SVG Importer white boxes when -nographics is specified on a CI server
Hi,
We are using Jenkins on a Mac (10.15) to build our Unity projects, and when we run a build from the following command-line on a fresh clone:
-nographics -batchmode -quit -executeMethod JenkinsBuild.BuildIOSDev
all of our SVG Icons are imported as white squares. We are using the Vector Graphics package 2.0.0 preview 12.
When we either launch the Unity Editor to import a freshly cloned project, or drop the -nographics as in the following, our SVG Icons import fine.
-batchmode -quit -executeMethod JenkinsBuild.BuildIOSDev
Is it a requirement for SVG Importing that we run our command-line builds with a graphics context (without -nographics)?
Thanks.
Ran into the exact same issue with a different version of the Vector Graphics package on Windows. It doesn't seem to be documented anywhere, but I'm wondering the same thing. However seeing as the Unity docs state the nographics option is needed to prevent a WindowServer error when activating, I'm praying removing this option doesn't break something else when Unity next decides to reactivate.

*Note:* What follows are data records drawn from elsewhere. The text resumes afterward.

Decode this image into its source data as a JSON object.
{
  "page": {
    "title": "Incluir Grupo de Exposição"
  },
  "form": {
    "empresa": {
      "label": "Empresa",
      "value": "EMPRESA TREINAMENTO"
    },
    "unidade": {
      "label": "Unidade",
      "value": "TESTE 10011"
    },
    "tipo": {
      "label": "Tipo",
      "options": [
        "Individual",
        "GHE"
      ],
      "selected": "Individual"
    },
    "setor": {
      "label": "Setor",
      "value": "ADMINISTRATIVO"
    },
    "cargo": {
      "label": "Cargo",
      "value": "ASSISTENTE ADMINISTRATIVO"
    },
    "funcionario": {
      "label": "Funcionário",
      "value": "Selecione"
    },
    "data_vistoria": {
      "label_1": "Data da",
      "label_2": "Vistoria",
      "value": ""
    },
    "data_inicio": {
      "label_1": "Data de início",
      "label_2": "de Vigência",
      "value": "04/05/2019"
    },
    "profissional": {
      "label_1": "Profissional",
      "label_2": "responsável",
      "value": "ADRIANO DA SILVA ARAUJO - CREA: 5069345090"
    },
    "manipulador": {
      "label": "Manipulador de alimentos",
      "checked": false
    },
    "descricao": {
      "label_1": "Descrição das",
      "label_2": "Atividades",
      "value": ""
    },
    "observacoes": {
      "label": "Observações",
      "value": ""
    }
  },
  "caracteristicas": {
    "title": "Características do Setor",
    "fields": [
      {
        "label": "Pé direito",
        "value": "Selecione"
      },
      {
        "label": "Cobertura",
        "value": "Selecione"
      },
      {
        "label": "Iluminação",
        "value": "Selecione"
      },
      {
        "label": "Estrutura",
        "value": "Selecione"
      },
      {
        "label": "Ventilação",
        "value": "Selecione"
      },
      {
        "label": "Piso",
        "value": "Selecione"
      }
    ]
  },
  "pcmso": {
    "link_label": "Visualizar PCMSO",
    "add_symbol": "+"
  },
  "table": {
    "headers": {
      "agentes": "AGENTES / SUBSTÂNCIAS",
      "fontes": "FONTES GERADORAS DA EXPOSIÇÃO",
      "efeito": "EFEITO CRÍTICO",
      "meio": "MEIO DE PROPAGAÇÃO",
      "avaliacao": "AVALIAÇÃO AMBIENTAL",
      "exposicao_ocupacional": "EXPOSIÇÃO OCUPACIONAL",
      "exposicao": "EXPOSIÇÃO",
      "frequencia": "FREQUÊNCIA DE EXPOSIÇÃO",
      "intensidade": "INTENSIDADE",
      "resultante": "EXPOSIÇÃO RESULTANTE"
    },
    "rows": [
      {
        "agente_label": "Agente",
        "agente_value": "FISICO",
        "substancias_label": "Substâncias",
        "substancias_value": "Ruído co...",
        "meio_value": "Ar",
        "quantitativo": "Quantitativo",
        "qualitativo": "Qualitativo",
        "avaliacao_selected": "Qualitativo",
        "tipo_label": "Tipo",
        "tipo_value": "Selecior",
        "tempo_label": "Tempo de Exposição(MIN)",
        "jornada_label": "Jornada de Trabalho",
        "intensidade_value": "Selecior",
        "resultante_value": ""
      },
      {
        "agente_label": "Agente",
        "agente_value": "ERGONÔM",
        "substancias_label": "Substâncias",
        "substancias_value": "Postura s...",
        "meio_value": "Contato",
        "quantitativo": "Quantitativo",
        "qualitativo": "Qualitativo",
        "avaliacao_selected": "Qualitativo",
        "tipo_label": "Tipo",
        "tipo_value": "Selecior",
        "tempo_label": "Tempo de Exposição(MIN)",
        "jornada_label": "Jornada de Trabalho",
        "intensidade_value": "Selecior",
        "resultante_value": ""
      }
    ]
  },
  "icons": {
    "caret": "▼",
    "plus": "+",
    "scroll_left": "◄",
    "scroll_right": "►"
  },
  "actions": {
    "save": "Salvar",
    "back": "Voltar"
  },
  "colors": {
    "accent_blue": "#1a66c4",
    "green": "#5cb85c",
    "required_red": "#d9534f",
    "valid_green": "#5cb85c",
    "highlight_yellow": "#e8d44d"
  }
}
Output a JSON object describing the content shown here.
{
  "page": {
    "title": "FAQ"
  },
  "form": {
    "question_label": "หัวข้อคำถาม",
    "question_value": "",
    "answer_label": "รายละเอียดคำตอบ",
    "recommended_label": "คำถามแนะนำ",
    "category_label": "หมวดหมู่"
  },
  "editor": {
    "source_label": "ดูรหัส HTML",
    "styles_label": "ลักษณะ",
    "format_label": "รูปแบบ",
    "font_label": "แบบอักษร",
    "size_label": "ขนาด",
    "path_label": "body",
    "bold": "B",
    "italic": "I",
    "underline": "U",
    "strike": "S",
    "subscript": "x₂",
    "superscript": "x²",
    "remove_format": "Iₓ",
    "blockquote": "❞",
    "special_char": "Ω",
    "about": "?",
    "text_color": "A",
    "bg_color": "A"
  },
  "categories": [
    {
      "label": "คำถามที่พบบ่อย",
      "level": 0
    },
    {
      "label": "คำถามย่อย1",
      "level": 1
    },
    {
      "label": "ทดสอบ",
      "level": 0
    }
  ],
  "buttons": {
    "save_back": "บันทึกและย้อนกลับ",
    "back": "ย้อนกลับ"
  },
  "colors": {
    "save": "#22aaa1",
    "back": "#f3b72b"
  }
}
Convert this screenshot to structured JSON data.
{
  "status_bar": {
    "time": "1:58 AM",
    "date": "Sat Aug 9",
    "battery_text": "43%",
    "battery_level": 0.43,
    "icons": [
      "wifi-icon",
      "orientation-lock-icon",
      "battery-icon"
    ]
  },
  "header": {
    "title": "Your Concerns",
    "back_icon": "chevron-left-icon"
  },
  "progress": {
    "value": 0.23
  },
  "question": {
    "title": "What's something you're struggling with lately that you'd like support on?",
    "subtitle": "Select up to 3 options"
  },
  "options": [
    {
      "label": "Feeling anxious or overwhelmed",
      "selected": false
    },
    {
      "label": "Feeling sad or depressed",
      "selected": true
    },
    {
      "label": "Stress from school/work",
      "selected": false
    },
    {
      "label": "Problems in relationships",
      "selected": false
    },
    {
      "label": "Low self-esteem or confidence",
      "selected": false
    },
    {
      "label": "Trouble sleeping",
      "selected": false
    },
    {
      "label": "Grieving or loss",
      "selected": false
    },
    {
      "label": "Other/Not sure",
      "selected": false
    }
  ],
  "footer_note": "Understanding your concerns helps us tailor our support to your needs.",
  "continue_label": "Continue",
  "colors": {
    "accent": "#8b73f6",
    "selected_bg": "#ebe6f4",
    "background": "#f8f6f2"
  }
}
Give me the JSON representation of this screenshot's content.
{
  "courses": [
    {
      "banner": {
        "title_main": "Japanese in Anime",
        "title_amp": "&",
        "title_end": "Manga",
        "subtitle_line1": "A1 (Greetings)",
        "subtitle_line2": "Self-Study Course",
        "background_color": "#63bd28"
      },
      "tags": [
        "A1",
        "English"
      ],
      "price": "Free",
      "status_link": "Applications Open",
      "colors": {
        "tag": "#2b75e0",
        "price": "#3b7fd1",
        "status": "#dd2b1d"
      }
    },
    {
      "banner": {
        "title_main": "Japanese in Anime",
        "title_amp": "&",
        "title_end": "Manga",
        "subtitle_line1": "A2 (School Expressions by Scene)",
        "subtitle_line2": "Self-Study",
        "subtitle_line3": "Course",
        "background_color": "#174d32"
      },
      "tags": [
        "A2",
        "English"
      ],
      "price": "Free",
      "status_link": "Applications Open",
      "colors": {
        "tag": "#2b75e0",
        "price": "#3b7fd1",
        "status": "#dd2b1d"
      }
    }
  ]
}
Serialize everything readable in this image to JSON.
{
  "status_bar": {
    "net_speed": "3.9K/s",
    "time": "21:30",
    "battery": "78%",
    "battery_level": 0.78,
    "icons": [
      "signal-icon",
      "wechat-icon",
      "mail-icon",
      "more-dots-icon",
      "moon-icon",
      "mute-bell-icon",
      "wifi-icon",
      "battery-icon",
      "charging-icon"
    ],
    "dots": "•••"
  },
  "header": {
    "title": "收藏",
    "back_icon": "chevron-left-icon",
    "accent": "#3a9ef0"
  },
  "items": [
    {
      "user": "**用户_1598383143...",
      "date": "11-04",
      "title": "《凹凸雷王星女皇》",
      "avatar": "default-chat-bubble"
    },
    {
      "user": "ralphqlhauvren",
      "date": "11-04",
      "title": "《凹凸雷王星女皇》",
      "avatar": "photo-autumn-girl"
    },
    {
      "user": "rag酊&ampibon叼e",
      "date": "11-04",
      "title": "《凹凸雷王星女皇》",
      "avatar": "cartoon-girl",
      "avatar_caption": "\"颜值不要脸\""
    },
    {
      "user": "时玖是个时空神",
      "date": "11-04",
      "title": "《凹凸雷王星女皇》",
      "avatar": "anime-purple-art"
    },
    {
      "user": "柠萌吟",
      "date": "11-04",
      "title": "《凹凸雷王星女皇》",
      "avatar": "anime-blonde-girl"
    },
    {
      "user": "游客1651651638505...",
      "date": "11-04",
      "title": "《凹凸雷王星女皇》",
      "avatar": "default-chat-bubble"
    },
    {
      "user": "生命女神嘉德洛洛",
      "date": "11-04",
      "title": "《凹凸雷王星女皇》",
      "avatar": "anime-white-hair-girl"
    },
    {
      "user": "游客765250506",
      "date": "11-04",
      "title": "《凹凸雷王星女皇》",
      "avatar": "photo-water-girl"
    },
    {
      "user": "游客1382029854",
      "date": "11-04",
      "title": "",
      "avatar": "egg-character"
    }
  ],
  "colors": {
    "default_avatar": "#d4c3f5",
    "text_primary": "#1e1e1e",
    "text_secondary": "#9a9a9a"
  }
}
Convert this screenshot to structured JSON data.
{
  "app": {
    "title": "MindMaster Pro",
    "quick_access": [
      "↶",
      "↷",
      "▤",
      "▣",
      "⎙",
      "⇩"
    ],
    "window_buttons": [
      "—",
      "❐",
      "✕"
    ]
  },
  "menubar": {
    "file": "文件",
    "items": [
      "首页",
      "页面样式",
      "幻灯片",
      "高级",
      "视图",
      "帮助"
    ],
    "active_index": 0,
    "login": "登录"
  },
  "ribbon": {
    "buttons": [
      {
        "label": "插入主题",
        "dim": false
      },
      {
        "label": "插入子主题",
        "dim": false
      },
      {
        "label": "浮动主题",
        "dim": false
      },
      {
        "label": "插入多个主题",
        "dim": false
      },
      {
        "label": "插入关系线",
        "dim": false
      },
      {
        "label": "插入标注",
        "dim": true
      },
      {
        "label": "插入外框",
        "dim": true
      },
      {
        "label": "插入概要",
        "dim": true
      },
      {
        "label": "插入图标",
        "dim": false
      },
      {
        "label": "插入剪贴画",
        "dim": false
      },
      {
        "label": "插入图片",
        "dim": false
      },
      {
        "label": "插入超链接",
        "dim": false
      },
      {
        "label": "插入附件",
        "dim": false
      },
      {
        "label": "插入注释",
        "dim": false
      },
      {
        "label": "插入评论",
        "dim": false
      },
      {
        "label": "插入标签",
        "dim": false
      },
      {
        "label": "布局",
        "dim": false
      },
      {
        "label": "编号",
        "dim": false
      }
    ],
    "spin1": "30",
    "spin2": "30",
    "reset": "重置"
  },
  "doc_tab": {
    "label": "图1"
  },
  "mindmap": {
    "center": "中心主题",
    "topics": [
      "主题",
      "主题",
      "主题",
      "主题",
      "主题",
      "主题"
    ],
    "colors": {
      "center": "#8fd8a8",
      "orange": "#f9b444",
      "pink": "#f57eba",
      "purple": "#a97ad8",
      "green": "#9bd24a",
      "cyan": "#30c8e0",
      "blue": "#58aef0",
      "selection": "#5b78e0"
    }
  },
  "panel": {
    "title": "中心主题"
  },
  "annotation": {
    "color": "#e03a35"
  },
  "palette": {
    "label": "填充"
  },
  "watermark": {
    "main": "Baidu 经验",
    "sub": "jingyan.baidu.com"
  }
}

Answer by denravonska · Oct 21, 2021 at 02:57 PM
The fact that there is no indication in the build log that this is the case should be considered a bug in my opinion. Seeing
Importing myasset.svg: WARNING: No GPU detected, asset will be incomplete
in the log would have saved me a week of troubleshooting, trying to understand why it worked locally but not in the pipeline in Docker.
Answer by kahyong_unity · Jan 27, 2021 at 01:33 AM
Certain textures don't import properly because they require a GPU for the texture generation + multisampling. The -nographics option does not initialize the graphics device, which means there isn't a GPU available under that mode. So yes, it is a requirement.
Answer by MichaelJHart · Mar 23 at 05:07 PM
I realize this is a pretty old question, but this issue was fixed for me by upgrading to Vector Graphics package version 2.0.0-preview.18.
It looked like the issue only occurred for me when I used a Unity Image component that had the maskable flag on and an SVG as its sprite.